If consent order terms are not reached on the Timing Agreement schedule, Martin Marietta will not seek to close the transaction prior to mid-August without Justice/Antitrust Division consent. “[This] underscores our stated expectation that the HSR [Hart-Scott-Rodino] review process relating to our proposed combination with Vulcan can be concluded on a timely basis,” says Martin Marietta CEO Ward Nye. “We continue to work cooperatively with the DOJ and, while there are no guarantees, remain confident we will be able to reach a successful conclusion of this process.

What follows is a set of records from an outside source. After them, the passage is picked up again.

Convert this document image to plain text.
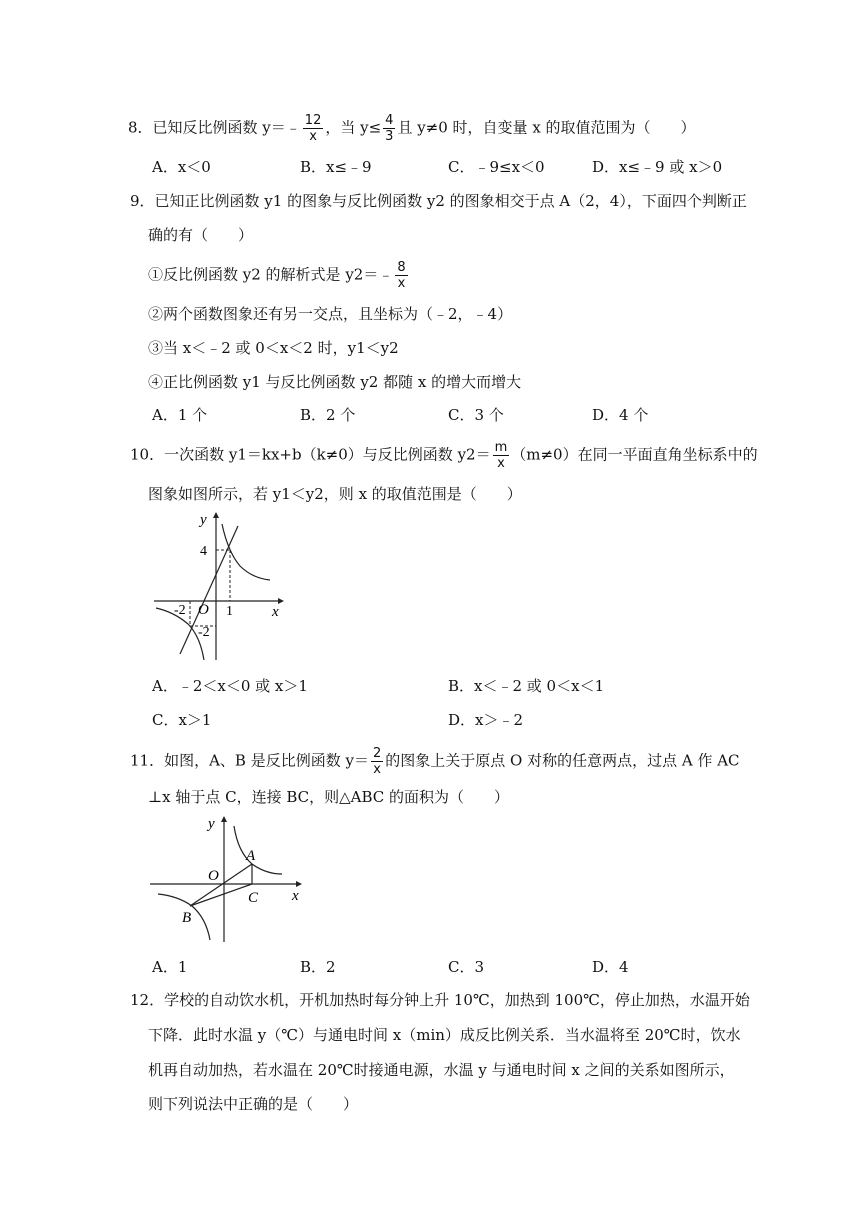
8．已知反比例函数 y＝﹣ $\frac{12}{x}$ ，当 $y\le \frac{4}{3}$ 且 y≠0 时，自变量 x 的取值范围为（　　）
A．x＜0	B．x≤﹣9	C．﹣9≤x＜0	D．x≤﹣9 或 x＞0
9．已知正比例函数 y1 的图象与反比例函数 y2 的图象相交于点 A（2，4），下面四个判断正
确的有（　　）
①反比例函数 y2 的解析式是 y2＝﹣ $\frac{8}{x}$
②两个函数图象还有另一交点，且坐标为（﹣2，﹣4）
③当 x＜﹣2 或 0＜x＜2 时，y1＜y2
④正比例函数 y1 与反比例函数 y2 都随 x 的增大而增大
A．1 个	B．2 个	C．3 个	D．4 个
10．一次函数 y1＝kx+b（k≠0）与反比例函数 $y2= \frac{m}{x} (m\ne 0)$在同一平面直角坐标系中的
图象如图所示，若 y1＜y2，则 x 的取值范围是（　　）
y
x
O
4
1
-2
-2
A．﹣2＜x＜0 或 x＞1	B．x＜﹣2 或 0＜x＜1
C．x＞1	D．x＞﹣2
11．如图，A、B 是反比例函数 $y= \frac{2}{x}$ 的图象上关于原点 O 对称的任意两点，过点 A 作 AC
⊥x 轴于点 C，连接 BC，则△ABC 的面积为（　　）
y
x
O
A
B
C
A．1	B．2	C．3	D．4
12．学校的自动饮水机，开机加热时每分钟上升 10℃，加热到 100℃，停止加热，水温开始
下降．此时水温 y（℃）与通电时间 x（min）成反比例关系．当水温将至 20℃时，饮水
机再自动加热，若水温在 20℃时接通电源，水温 y 与通电时间 x 之间的关系如图所示，
则下列说法中正确的是（　　）
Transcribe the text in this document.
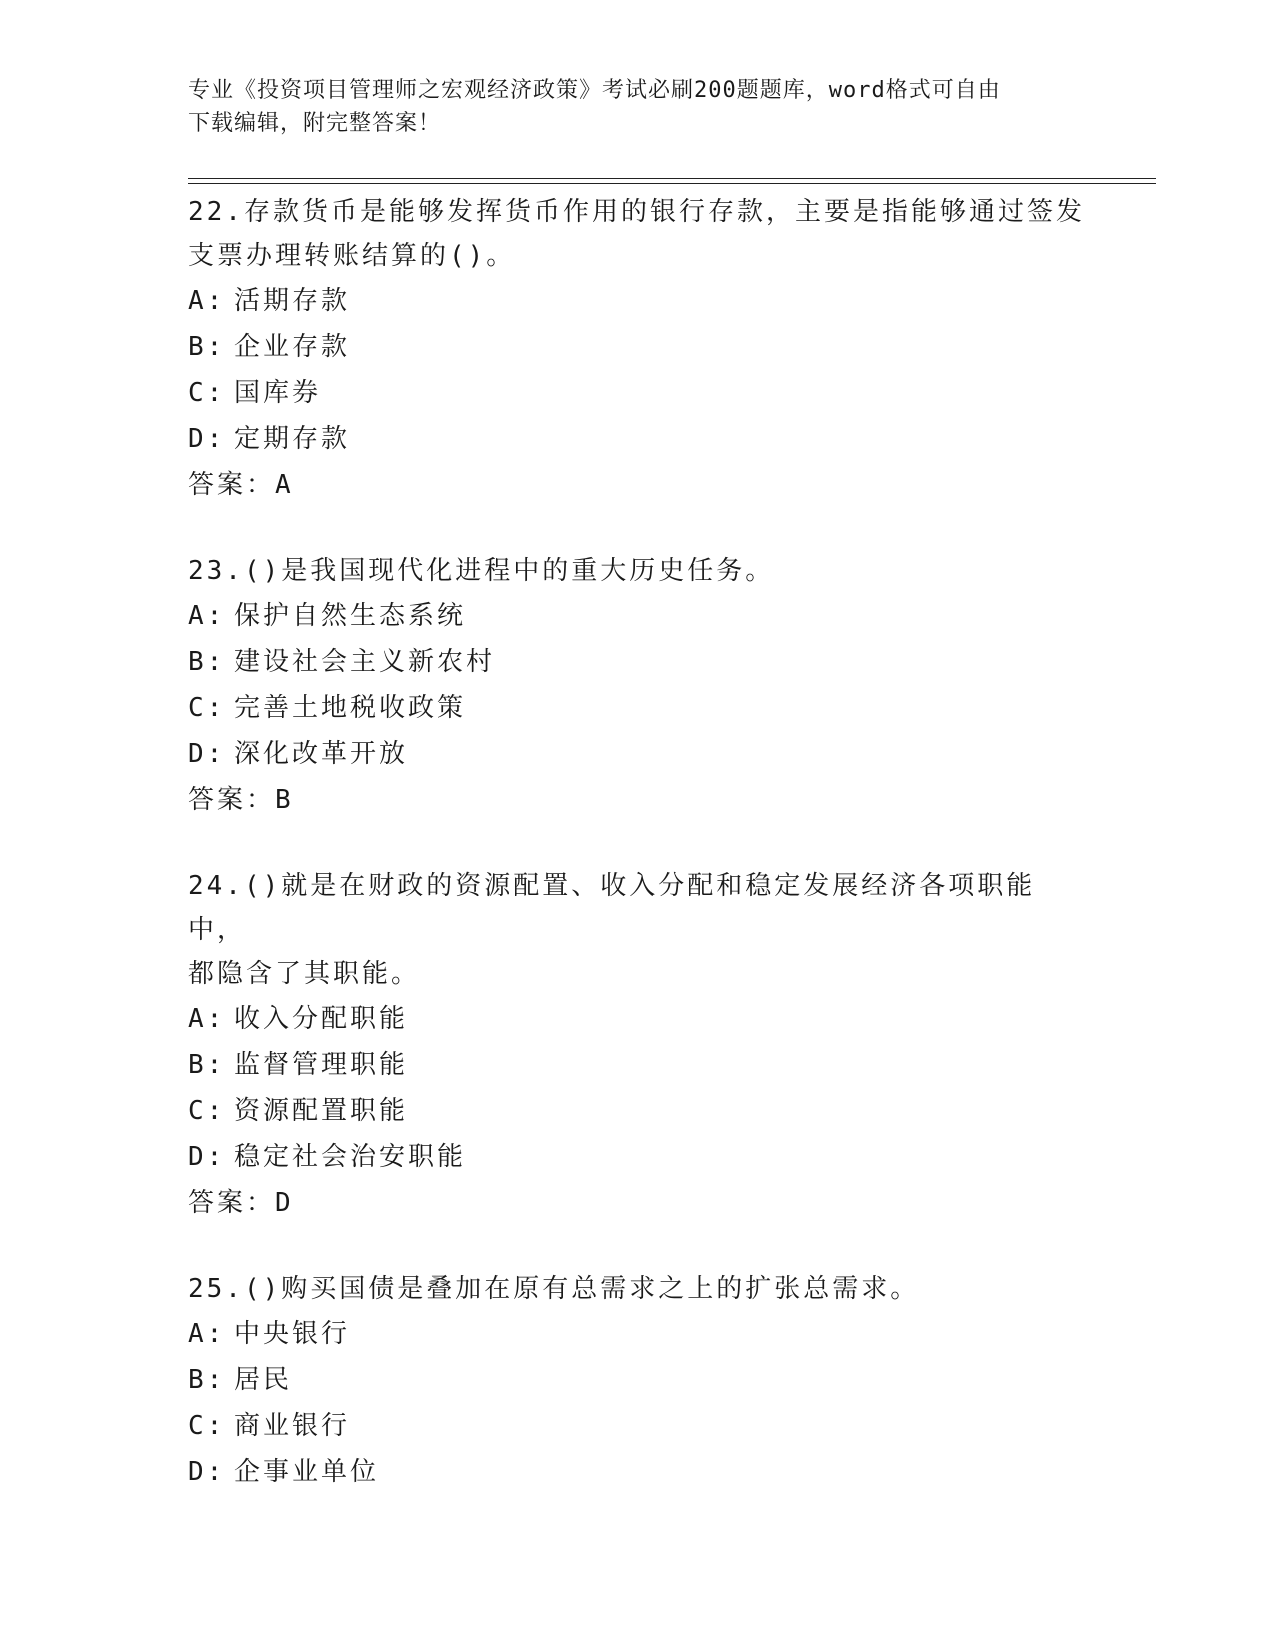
专业《投资项目管理师之宏观经济政策》考试必刷200题题库，word格式可自由
下载编辑，附完整答案！

22.存款货币是能够发挥货币作用的银行存款，主要是指能够通过签发

支票办理转账结算的()。

A: 活期存款

B: 企业存款

C: 国库券

D: 定期存款

答案：A

23.()是我国现代化进程中的重大历史任务。

A: 保护自然生态系统

B: 建设社会主义新农村

C: 完善土地税收政策

D: 深化改革开放

答案：B

24.()就是在财政的资源配置、收入分配和稳定发展经济各项职能中，

都隐含了其职能。

A: 收入分配职能

B: 监督管理职能

C: 资源配置职能

D: 稳定社会治安职能

答案：D

25.()购买国债是叠加在原有总需求之上的扩张总需求。

A: 中央银行

B: 居民

C: 商业银行

D: 企事业单位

“As we said when we made our offer public, we do not believe there are any significant regulatory hurdles to completing this transaction. With this Timing Agreement in place, we believe that both sets of shareholders will be best served by Vulcan and Martin Marietta commencing active, good faith negotiations with a view toward reaching mutual agreement on a compelling transaction. Delay and non-engagement represent only significant risks to both companies’ shareholders. We are ready and willing to meet with Vulcan and their advisors immediately to accomplish this objective.”
Martin Marietta’s early-December offer proposed that each outstanding Vulcan share be exchanged for 0.50 Martin Marietta share—a 15 percent premium to the former company’s shareholders based on then-current trading. The offer is effective through May of this year.